Italy’s anti-trust watchdog revealed on Wednesday that it will fine Apple Inc. and Samsung Electronics Co Ltd. 5 million euros, or about $5.7 million, each over complaints that the two mobile phone makers used software updates to slow down their devices, Reuters reported.
Cupertino-based Apple was also hit with an additional fine of 5 million euros for its failure to give its clients clear information on how to maintain or replace handset batteries.
Consumer groups in Italy have complained that the software updates the two companies released reduced the functionality of their devices and were designed to get people to buy new handsets.
The anti-trust body said that some of these firmware updates caused serious dysfunctions, as well as significantly reduced the performance of the devices, which expedites the process of replacing them.
In its statement, the watchdog said that Apple and Samsung failed to provide their clients with adequate information about the impact of new software, or ways to restore the original functionality of their products.
Apple admitted In December that the iPhone software can indeed slow down some phones with battery problems, but it denied doing anything intentional to shorten the lifespan of its products.
It isn’t also just in Italy that Apple is being investigated for throttling phone performance.
France is also investigating Apple for “planned obsolescence,” albeit the probe has yet to conclude. French law considers it a crime to intentionally shorten the lifespan of a product to promote sales. The probe was made following a legal complaint filed by pro-consumer group Stop Planned Obsolescence (Hop).
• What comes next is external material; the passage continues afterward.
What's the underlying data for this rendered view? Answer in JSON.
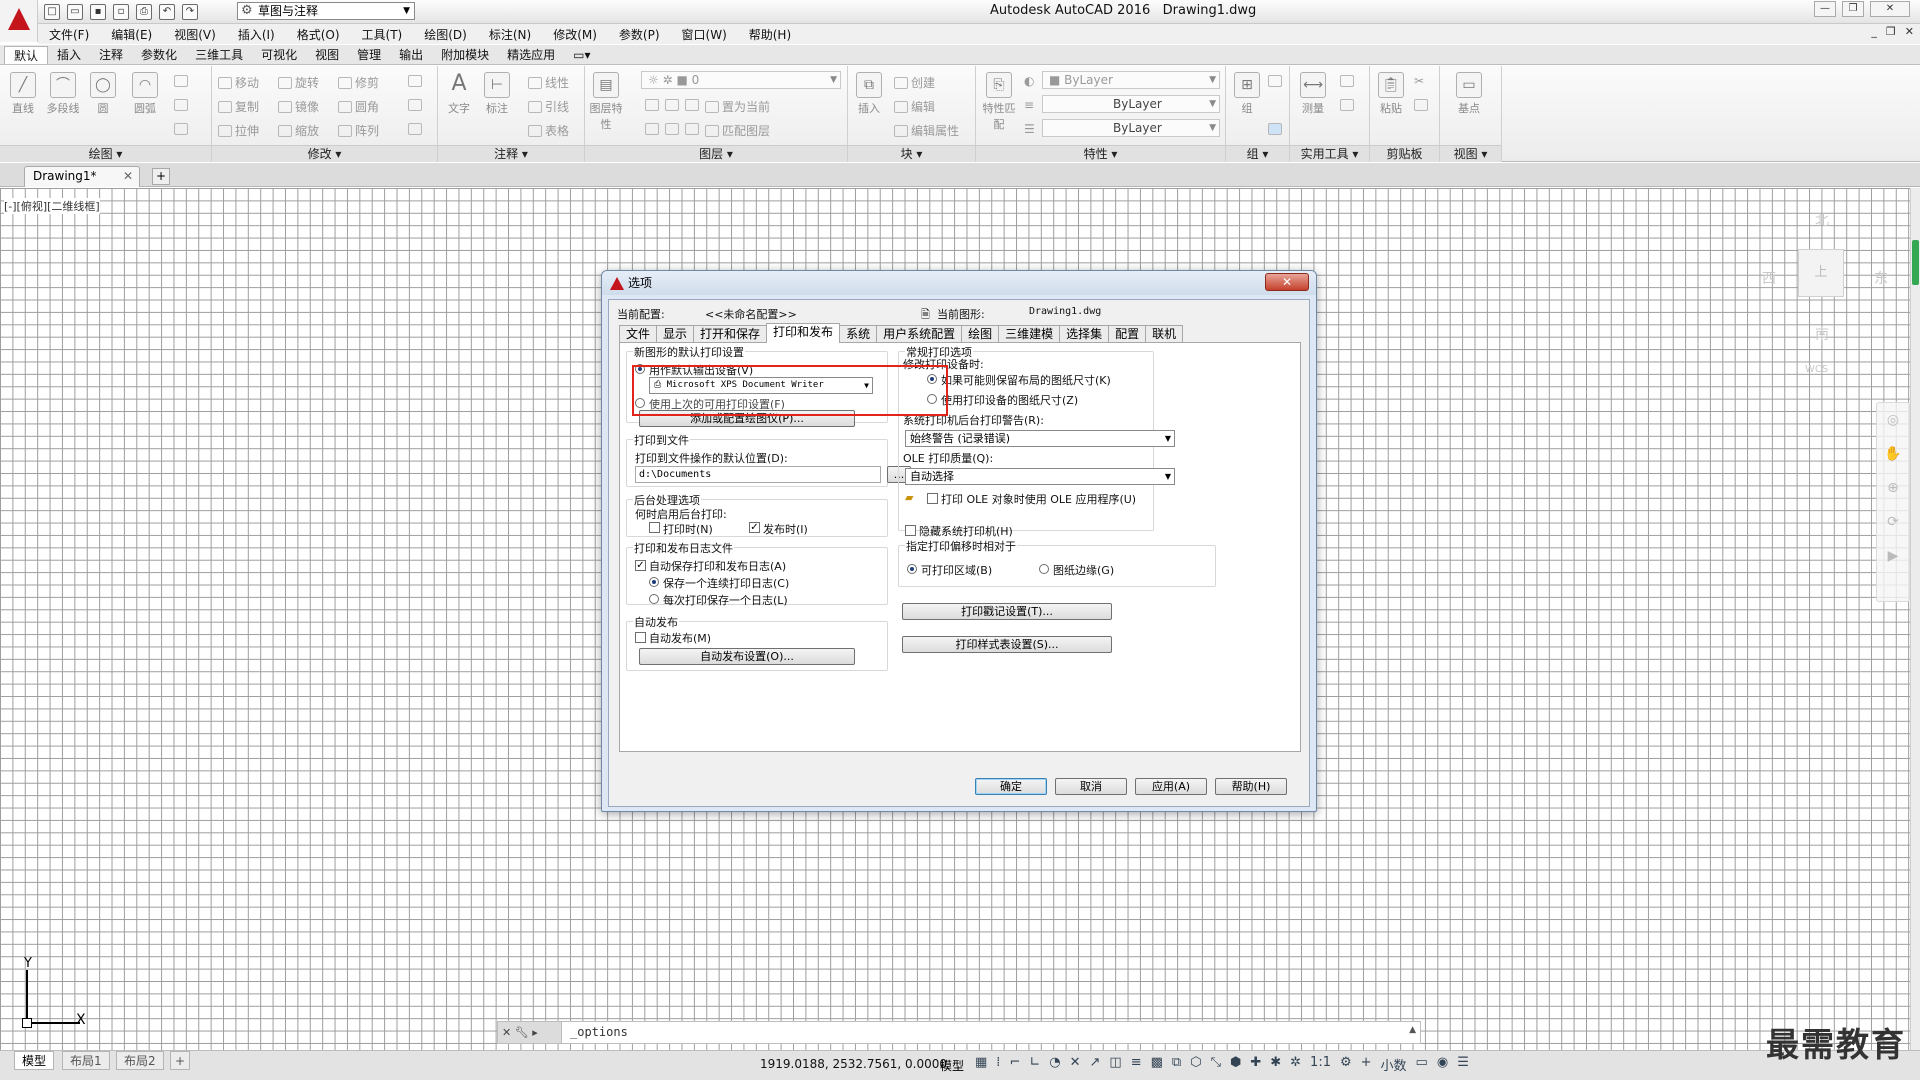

“The slowing down of older devices seems to have the deliberate aim of pushing Apple customers towards purchasing the new model,” the group said, according to a report by BBC.
In April, Israel’s Consumer Protection and Fair Trade Authority revealed that it has started a probe into Apple’s software updates.
Business Insider said that government agencies in Brazil and South Korea are also investigating Apple.
The company has also faced similar inquiries from the US Senate.
Samsung software updates for its mobile phones have not previously been questioned.
A spokesperson for the South Korean firm said that the company was disappointed by the decision and plans to appeal the fine.
“Samsung did not issue any software update that reduced the Galaxy Note 4’s performance. In contrast, Samsung has always released software updates enabling our customers to have the best experience possible,” the spokesperson told The Guardian.